The Webinar focused on short-term sentiment measures: NYSE TICK and Market Delta. Another element that I find important in trading is participation. Participation refers to the proportion of stocks within a sector or index that are participating in a move when we reach new price highs or lows in that sector or index.
Many times an index will make new highs or lows simply because a relative handful of highly weighted issues are dominating the move. When a significant portion of issues are not participating in a rise or fall, that move is more likely to reverse. This is a principle that I find helpful across multiple time frames. That is why I monitor 20-day new highs and lows in my Twitter comments and in my weekly indicator reviews; it's also why I like to keep tabs on individual stocks and sectors intraday.
Very often, market reversals of direction are preceded by waning participation in moves.
Above we can see that principle illustrated in yesterday's market action in the Dow Jones Industrial Average (DIA) and the 30 Dow stocks. The chart tracks the number of Dow issues making fresh two-hour price highs minus those making two-hour lows; that number is updated every five minutes. Only closing five-minute prices are used for the calculation.
Early in the morning, the Dow moved lower, bounced a bit, and then moved to a new price low for the day. That price low did not show an expansion in the number of component stocks registering fresh new lows. That was a warning that the decline was running out of steam.
As the market reversed, new highs steadily expanded, which kept traders in the trending move. Note, however, that the fresh price highs around 2 PM ET were not confirmed by the new highs. This deterioration was a nice tell for the selloff late in the day: the rise was running out of steam. Waning participation preceded reversal.

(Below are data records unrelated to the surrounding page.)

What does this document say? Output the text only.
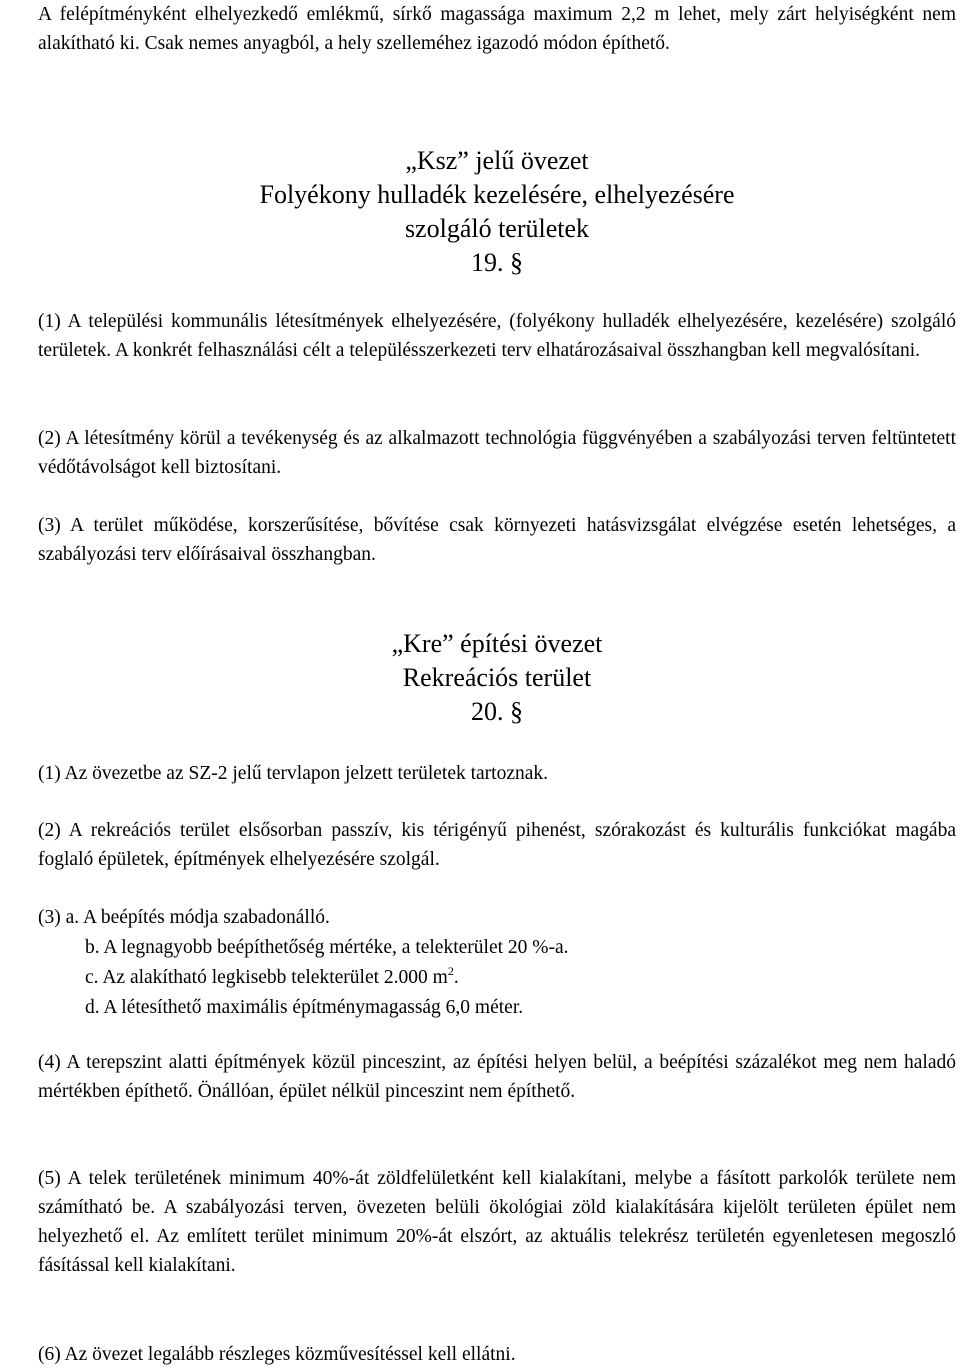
A felépítményként elhelyezkedő emlékmű, sírkő magassága maximum 2,2 m lehet, mely zárt helyiségként nem alakítható ki. Csak nemes anyagból, a hely szelleméhez igazodó módon építhető.

„Ksz” jelű övezet

Folyékony hulladék kezelésére, elhelyezésére

szolgáló területek

19. §

(1) A települési kommunális létesítmények elhelyezésére, (folyékony hulladék elhelyezésére, kezelésére) szolgáló területek. A konkrét felhasználási célt a településszerkezeti terv elhatározásaival összhangban kell megvalósítani.

(2) A létesítmény körül a tevékenység és az alkalmazott technológia függvényében a szabályozási terven feltüntetett védőtávolságot kell biztosítani.

(3) A terület működése, korszerűsítése, bővítése csak környezeti hatásvizsgálat elvégzése esetén lehetséges, a szabályozási terv előírásaival összhangban.

„Kre” építési övezet

Rekreációs terület

20. §

(1) Az övezetbe az SZ-2 jelű tervlapon jelzett területek tartoznak.

(2) A rekreációs terület elsősorban passzív, kis térigényű pihenést, szórakozást és kulturális funkciókat magába foglaló épületek, építmények elhelyezésére szolgál.

(3) a. A beépítés módja szabadonálló.
b. A legnagyobb beépíthetőség mértéke, a telekterület 20 %-a.
c. Az alakítható legkisebb telekterület 2.000 $m^2$.
d. A létesíthető maximális építménymagasság 6,0 méter.

(4) A terepszint alatti építmények közül pinceszint, az építési helyen belül, a beépítési százalékot meg nem haladó mértékben építhető. Önállóan, épület nélkül pinceszint nem építhető.

(5) A telek területének minimum 40%-át zöldfelületként kell kialakítani, melybe a fásított parkolók területe nem számítható be. A szabályozási terven, övezeten belüli ökológiai zöld kialakítására kijelölt területen épület nem helyezhető el. Az említett terület minimum 20%-át elszórt, az aktuális telekrész területén egyenletesen megoszló fásítással kell kialakítani.

(6) Az övezet legalább részleges közművesítéssel kell ellátni.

It is not necessary to monitor all stocks within an index to track participation. Tracking individual sector ETFs can be a useful strategy as well. In general, if I see multiple S&P 500 sectors not participating in a move to new highs or lows in the ES contract, I will be likely to take profits if I'm riding that move, and I'll be likely to look for spots to fade the move. Combining assessments of participation (new highs/lows) with readings of shifts in sentiment (TICK, Market Delta) can be very effective in identifying directional changes in the indexes.